BAB VIII (Hari ulang tahun yang sunyi)
Kita pernah berdampingan dalam hidup. Sekarang, aku berdiri sendiri di antara batu nisan dan bunga, tetap menyebut namamu, seolah kamu masih disini.
-Ara-
***
Ulang tahun biasanya dirayakan dengan tawa, kejutan, dan kue manis. Tapi tidak hari ini. Tidak untuk seseorang yang hanya bisa Ara temui lewat batu nisan.
Hari itu, langit tampak lebih pucat dari biasanya. Udara pagi membawa aroma tanah basah yang samar.
Dan Ara datang, tepat di hari ulang tahun Dika setelah setahun kepergiannya.

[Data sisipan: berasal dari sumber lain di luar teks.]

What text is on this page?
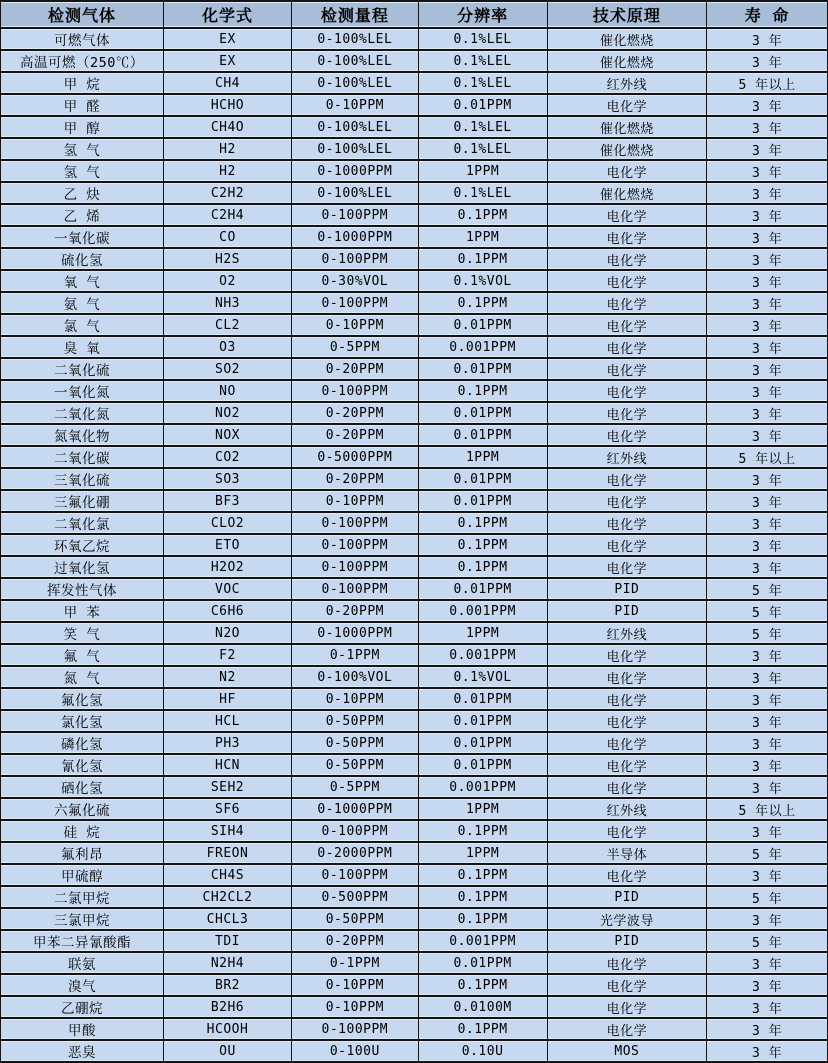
检测气体	化学式	检测量程	分辨率	技术原理	寿 命
可燃气体	EX	0-100%LEL	0.1%LEL	催化燃烧	3 年
高温可燃（250℃）	EX	0-100%LEL	0.1%LEL	催化燃烧	3 年
甲 烷	CH4	0-100%LEL	0.1%LEL	红外线	5 年以上
甲 醛	HCHO	0-10PPM	0.01PPM	电化学	3 年
甲 醇	CH4O	0-100%LEL	0.1%LEL	催化燃烧	3 年
氢 气	H2	0-100%LEL	0.1%LEL	催化燃烧	3 年
氢 气	H2	0-1000PPM	1PPM	电化学	3 年
乙 炔	C2H2	0-100%LEL	0.1%LEL	催化燃烧	3 年
乙 烯	C2H4	0-100PPM	0.1PPM	电化学	3 年
一氧化碳	CO	0-1000PPM	1PPM	电化学	3 年
硫化氢	H2S	0-100PPM	0.1PPM	电化学	3 年
氧 气	O2	0-30%VOL	0.1%VOL	电化学	3 年
氨 气	NH3	0-100PPM	0.1PPM	电化学	3 年
氯 气	CL2	0-10PPM	0.01PPM	电化学	3 年
臭 氧	O3	0-5PPM	0.001PPM	电化学	3 年
二氧化硫	SO2	0-20PPM	0.01PPM	电化学	3 年
一氧化氮	NO	0-100PPM	0.1PPM	电化学	3 年
二氧化氮	NO2	0-20PPM	0.01PPM	电化学	3 年
氮氧化物	NOX	0-20PPM	0.01PPM	电化学	3 年
二氧化碳	CO2	0-5000PPM	1PPM	红外线	5 年以上
三氧化硫	SO3	0-20PPM	0.01PPM	电化学	3 年
三氟化硼	BF3	0-10PPM	0.01PPM	电化学	3 年
二氧化氯	CLO2	0-100PPM	0.1PPM	电化学	3 年
环氧乙烷	ETO	0-100PPM	0.1PPM	电化学	3 年
过氧化氢	H2O2	0-100PPM	0.1PPM	电化学	3 年
挥发性气体	VOC	0-100PPM	0.01PPM	PID	5 年
甲 苯	C6H6	0-20PPM	0.001PPM	PID	5 年
笑 气	N2O	0-1000PPM	1PPM	红外线	5 年
氟 气	F2	0-1PPM	0.001PPM	电化学	3 年
氮 气	N2	0-100%VOL	0.1%VOL	电化学	3 年
氟化氢	HF	0-10PPM	0.01PPM	电化学	3 年
氯化氢	HCL	0-50PPM	0.01PPM	电化学	3 年
磷化氢	PH3	0-50PPM	0.01PPM	电化学	3 年
氰化氢	HCN	0-50PPM	0.01PPM	电化学	3 年
硒化氢	SEH2	0-5PPM	0.001PPM	电化学	3 年
六氟化硫	SF6	0-1000PPM	1PPM	红外线	5 年以上
硅 烷	SIH4	0-100PPM	0.1PPM	电化学	3 年
氟利昂	FREON	0-2000PPM	1PPM	半导体	5 年
甲硫醇	CH4S	0-100PPM	0.1PPM	电化学	3 年
二氯甲烷	CH2CL2	0-500PPM	0.1PPM	PID	5 年
三氯甲烷	CHCL3	0-50PPM	0.1PPM	光学波导	3 年
甲苯二异氰酸酯	TDI	0-20PPM	0.001PPM	PID	5 年
联氨	N2H4	0-1PPM	0.01PPM	电化学	3 年
溴气	BR2	0-10PPM	0.1PPM	电化学	3 年
乙硼烷	B2H6	0-10PPM	0.0100M	电化学	3 年
甲酸	HCOOH	0-100PPM	0.1PPM	电化学	3 年
恶臭	OU	0-100U	0.10U	MOS	3 年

Di tangannya, ia membawa sebuah kue ulang tahun kecil dengan lilin angka 26, dan sebuket bunga pikok yang dibelinya semalam sepulang kerja. Bunga favorit Dika, katanya warnanya secantik Ara. Di sela jemarinya, terselip surat yang ia tulis semalam, dengan kata-kata yang tak pernah sempat ia ucapkan langsung.
Pusara Dika berdiri tenang di tengah barisan makam lain. Tak ramai, hanya sunyi. Tapi baginya, inilah satu-satunya tempat di dunia yang masih menyimpan jejak keberadaan Dika.
Ara berjongkok perlahan, tak banyak yang ia lakukan selain duduk tenang di depan pusara, menatap batu nisan yang tertulis jelas.
Nama: Dika Fauzan
Lahir: Jakarta, 13 Juni 1999
Wafat: Jakarta, 14 Juni 2024
Diantara dua tanggal itu, ada seluruh hidup yang membuat Ara jatuh cinta dalam diam.